#1 makes sense; sure.
#2 seems fine to try but I am a little skeptical about the chances of success without domain knowledge. A Coral Edge TPU in particular feels quite unnecessary — most spam models are totally fine running on CPU. I am also a little surprised to see the first impression is to build rather than looking for existing local solutions.
#3 Sure, if it’s user by user opt in, that could be fine. I’d also ask — would false positives (flagged in an automated manner, reviewed by a human and found to be not spam) be entered as well to be trained on, or no?
#4 Seems reasonable, though I would hope that their posts would still be visible when directly viewing their profile page. I would also hope there is some mechanism in place such that automated techniques routinely misidentify a user, that they be exempted from this after ~2 times. I would also be curious to see some stats on this in transparency reports.
#2: I’ve had some light experience before specifically with TensorFlow Lite models during my degree program. For the Coral Edge TPU, we wanted to off-load the processing to try to get the speed as near to zero latency as possible, though admittedly, it would potentially be superfluous. I’m also looking into some existing models I could potentially use but hadn’t found any that particularly stood out, but if anyone has any recommendations I’d love to check them out!
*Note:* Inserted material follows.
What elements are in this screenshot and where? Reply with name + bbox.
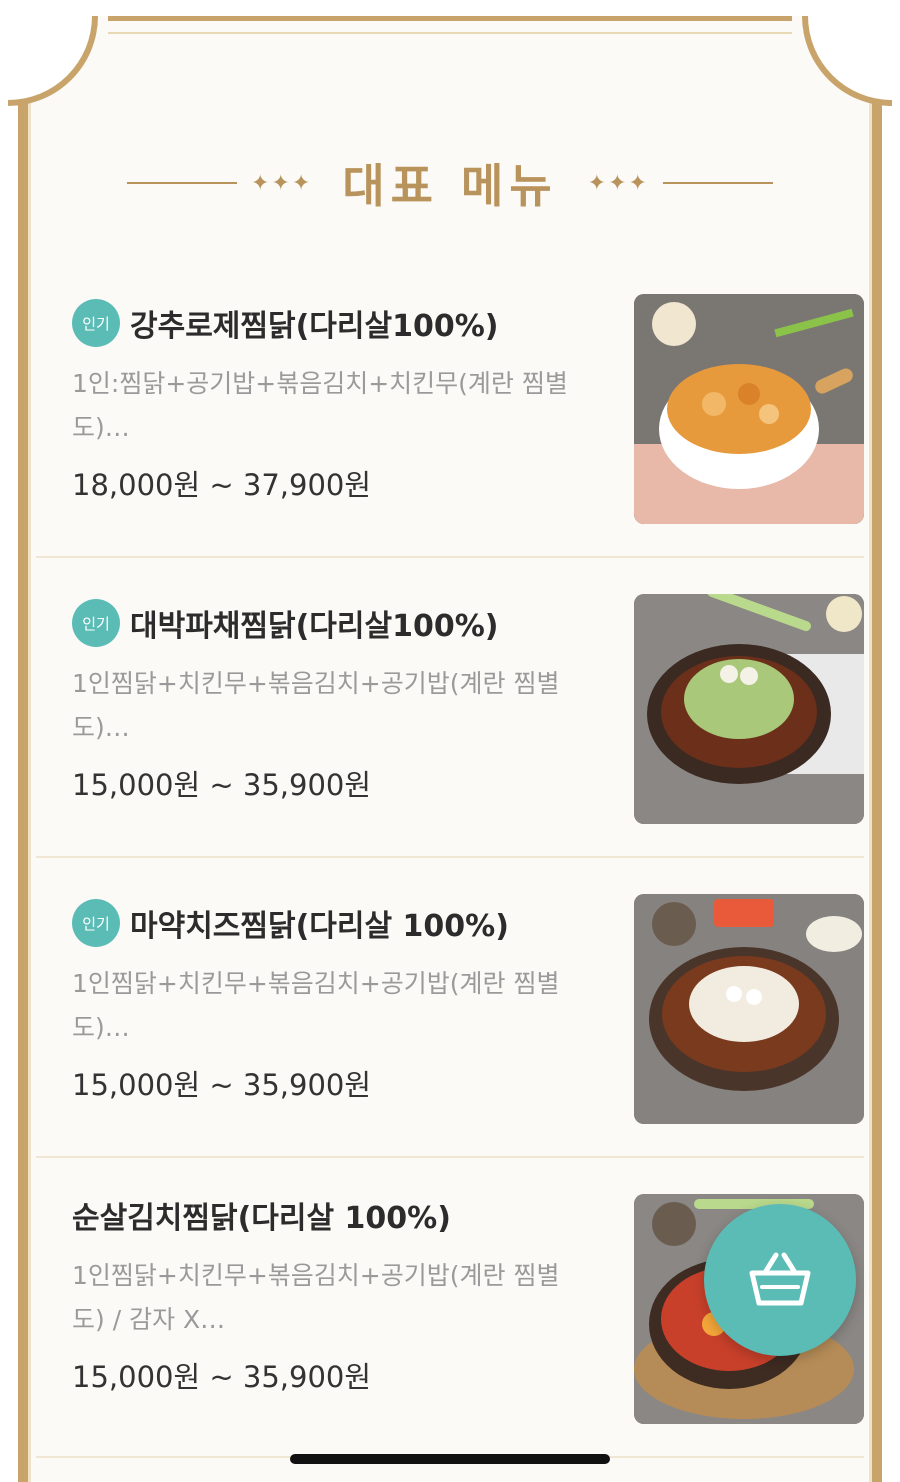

#3: Good question; If the system flags a post automatically as potentially spam, and the team determine it’s not spam, I would probably like to be able to train on that message as “ham” / not-spam to avoid future false positives. But, that would be an extension of the scope of what we’d train on, so I’d very much like feedback on that too.
#4: Yes, when a user is limited the profile will show a content warning before the contents of the profile. I believe the prompt is something like “This user has been hidden by the moderators of [instance name]”. For repeated mis-identifications, yes, edge-cases like this we could approve the user and exempt them from future automated reports.